When conducted thoroughly and systematically an energy audit provides recommendations for improvement that tie together various aspects of energy performance:
• people and their motivational and training needs;
• housekeeping, operation, and maintenance procedures improvements;
• equipment and technology efficiency improvements;
• efficiency of energy supply, distribution, and consumption.
Therefore, the emphasis is not only on the single aspect of the efficiency of a particular energy utility generation and distribution but also on the integration of the energy needs of a particular production process, the supply side options available to satisfy these needs and management techniques, which tie together all the resources (people, energy, materials, technology) in a cost effective way.

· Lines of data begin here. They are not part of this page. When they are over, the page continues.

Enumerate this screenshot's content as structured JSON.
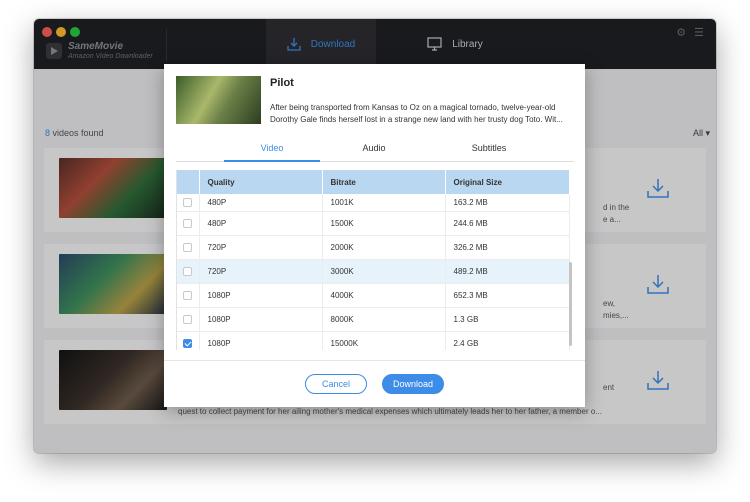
{
  "app": {
    "brand_name": "SameMovie",
    "brand_sub": "Amazon Video Downloader",
    "nav_download": "Download",
    "nav_library": "Library"
  },
  "main": {
    "count": "8",
    "count_label": " videos found",
    "filter": "All",
    "bg_texts": [
      "d in the",
      "e a...",
      "ew,",
      "mies,...",
      "ent",
      "quest to collect payment for her ailing mother's medical expenses which ultimately leads her to her father, a member o..."
    ]
  },
  "dialog": {
    "title": "Pilot",
    "description": "After being transported from Kansas to Oz on a magical tornado, twelve-year-old Dorothy Gale finds herself lost in a strange new land with her trusty dog Toto. Wit...",
    "tabs": [
      "Video",
      "Audio",
      "Subtitles"
    ],
    "columns": [
      "Quality",
      "Bitrate",
      "Original Size"
    ],
    "rows": [
      {
        "quality": "480P",
        "bitrate": "1001K",
        "size": "163.2 MB",
        "checked": false
      },
      {
        "quality": "480P",
        "bitrate": "1500K",
        "size": "244.6 MB",
        "checked": false
      },
      {
        "quality": "720P",
        "bitrate": "2000K",
        "size": "326.2 MB",
        "checked": false
      },
      {
        "quality": "720P",
        "bitrate": "3000K",
        "size": "489.2 MB",
        "checked": false
      },
      {
        "quality": "1080P",
        "bitrate": "4000K",
        "size": "652.3 MB",
        "checked": false
      },
      {
        "quality": "1080P",
        "bitrate": "8000K",
        "size": "1.3 GB",
        "checked": false
      },
      {
        "quality": "1080P",
        "bitrate": "15000K",
        "size": "2.4 GB",
        "checked": true
      }
    ],
    "cancel_label": "Cancel",
    "download_label": "Download"
  },
  "colors": {
    "accent": "#3d8ce8",
    "titlebar": "#1f2024",
    "header_row": "#bad7f1"
  }
}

Another important area considered by an energy audit is waste (energy, water, raw material) minimization, and reuse and recovery or recycling of these resources. The elaboration of effective recommendations for performance improvement in such a context requires a basic understanding of industrial operations and main production processes.
Unlike the energy audit, the scope of an environmental audit may vary depending on the requirements of specific schemes for which the audit is requested. These may include:
• pure regulatory requirements (like IPPC);
• emission trading requirements (like EU ETS, or CDM);
• voluntary environmental schemes (like ISO 14000, EMAS, GRI, etc.);
• investment, insurance or money borrowing related requirements;
• customers or community requirements.
Regulatory requirements are usually embodied in the form of an environmental permit, and an environmental audit in that context aims at demonstrating compliance with the conditions specified in the permit.
Emission allowances that are traded have an economic value. For this reason, it is important that the parties in the market can be assured that emissions are determined with a high degree of certainty. Level of assurance means the degree to which an auditor, in this context also called a verifier, is confident in that the information reported for a plant is free from material misstatement.
In the context of ISO 14000 and similar voluntary schemes, the environmental audit is also referred to as an 'Initial Environmental Review'. Such a review focuses on three key areas:
1. environmental practices and procedures;
2. identification of significant environmental impacts;
3. identification of legal and regulatory requirements.
It is worth mentioning that in the context of the ISO standards the term 'Audit' is used to describe activities related to the periodical checking of the functions of an established environmental management system according to the ISO Standard's procedure. It is based more on a documentary review, rather then on a plant and facility reviews and measured data analyses.
When an environmental audit is required in the context of an investment, banks will require a detailed analysis of all environmental issues related to the company's operations (see the example in Box 4.1). Such environmental audits are concerned with past and ongoing environmental pollution at the site and the environmental status of the company.
In any event, any environmental or energy audit will have two components, i.e. organizational and operational, as explained at the beginning of this chapter.